Interview with Irene Larraza II/II: collaboration with other cultural institutes, attracting the international and challenges of the diaspora

Euskara. Kultura. Mundura.


Etxepare Basque Institute director Irene Larraza looks back on 2022. In the first half of the interview, she discussed topics such as the launch of the Saison Québec - Pays Basque cultural exchange programme, the new university chairs and the professional meetings held in 2022.

This second part deals with collaboration with other cultural institutes in Spain, the ability to attract international visitors to the Basque Country, the challenges of the diaspora, and other impacts of the pandemic.

- Has the return to face-to-face activity also had an impact on mobility grants?

- When the pandemic struck, it was a bold step to decide to manage the grants as automatically as possible, without assessment committees. We made this decision thinking there would be fewer applications in 2021. In 2022 we decided to keep the same system, and although we need to fine-tune it for next year, we believe it’s the most agile and best way forward.

The applicants met and exceeded our expectations. They showed us that they wanted to work abroad. In the end, we saw that they were well prepared to do so.

- It seems that the practices and initiatives that have emerged in recent years have stabilised.

- Yes. In the case of the Basque windows, i.e., activities aimed at disseminating Basque culture, this holds true. We have seen that certain windows are becoming regular activities, where a new crop of Basque creation can be seen every year. But the possibilities are great, the world is a big place and our potential is limited. So, we are constantly assessing which initiatives are organised on an ad hoc basis and which are to be more permanent. We’ll continue our involvement with the Finnish Tamperada, the Eñe literary festival and the programme of Basque creators at the Teatro Mayor in Colombia, for example. The series of activities organised in New York, however, have been more sporadic.

- It´s not just about helping people to travel abroad, it´s about creating international opportunities, isn´t it?

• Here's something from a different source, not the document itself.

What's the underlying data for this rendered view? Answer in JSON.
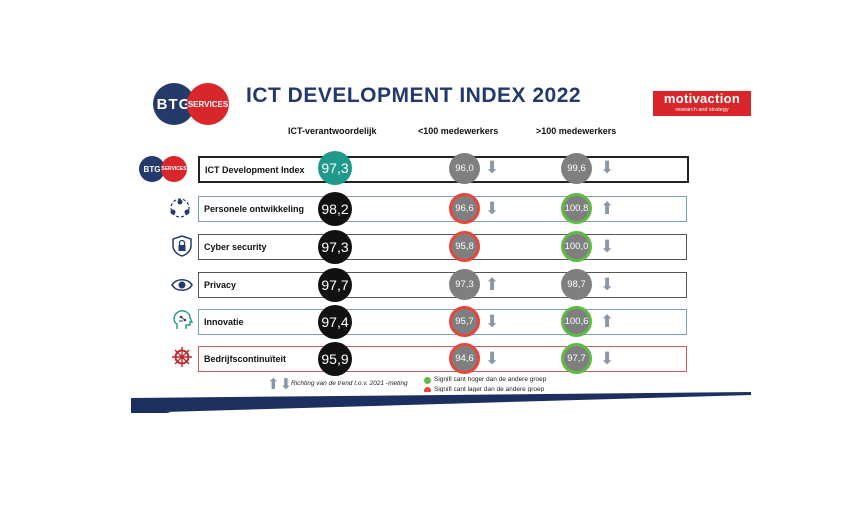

- Our work is influenced by the very different cultural areas. Sometimes we help writers, for example, travel to international fairs. Other times, our job is to create a space for them, but in these cases the programmers have the final say. In 2023, we’ll also try to open more opportunities for translators by creating a collection of sample texts by Basque writers, especially those that have not been translated so far. It is intended to serve as a forum for writers who are having more difficulty.

- The New Translators programme is also being run in partnership with the Institut Ramon Llull and the Consello da Cultura Galega.

-The Consello da Cultura Galega, the Institut Ramon Llull and the Etxepare Basque Institute joined forces to promote opportunities for translators who want to take part in a poetry translation residency. The aim is to offer a space for work, inspiration and exchange. There are two focuses: team work to prioritise exchange between residents, and solitary work to give each resident a chance to create his or her own project.

- Is it important to collaborate with these institutes?

- Insofar as we are all linguistic minorities, we believe that contact is important. Again, we’re talking about enriching the world of relationships. The most interesting element we have at the national level is to work side by side, to share projects. There are different possible combinations, either ourselves working with another institute or all four together. The Instituto Cervantes, the Intitut Ramon Llull and the Consello da Cultura Galega have different capabilities, but we learn a lot from each other. We’re a source of inspiration for each other, even though we’re different in size and form.

- In the work of internationalisation, but in the opposite direction, initiatives have also been taken to attract outsiders to the EU.

- Mainly through the ZABAL project. We bring curators from international biennials to meet our creators and take part in exhibitions if they share specific criteria. We create an agenda that meets their interests. We’ve seen that the programme is effective: June Crespo was at the Venice Biennale and the Consonni publishing house at documenta 15.

- In the field of Basque studies, how would you assess the year?

- We’re still in the process of stabilisation in the universities. Because of the pandemic, rather than new developments, our focus is on stability. We’ve had difficulties in renewing agreements and that’s been a big challenge.

I’d highlight the fact that in 2022 Basque language certification exams were held in Argentina, which doesn’t happen every year. I’d also emphasise the efforts made by Basque centers in teaching Basque and the work carried out by the Etxepare team in training their teachers. There too, we’ve gone back to in-person training, thanks to our efforts.

Basque centres and Basque language students in the diaspora have suffered greatly from the pandemic and both have declined in recent years. We’re in a recovery phase and we´ll keep working to regain our earlier strength.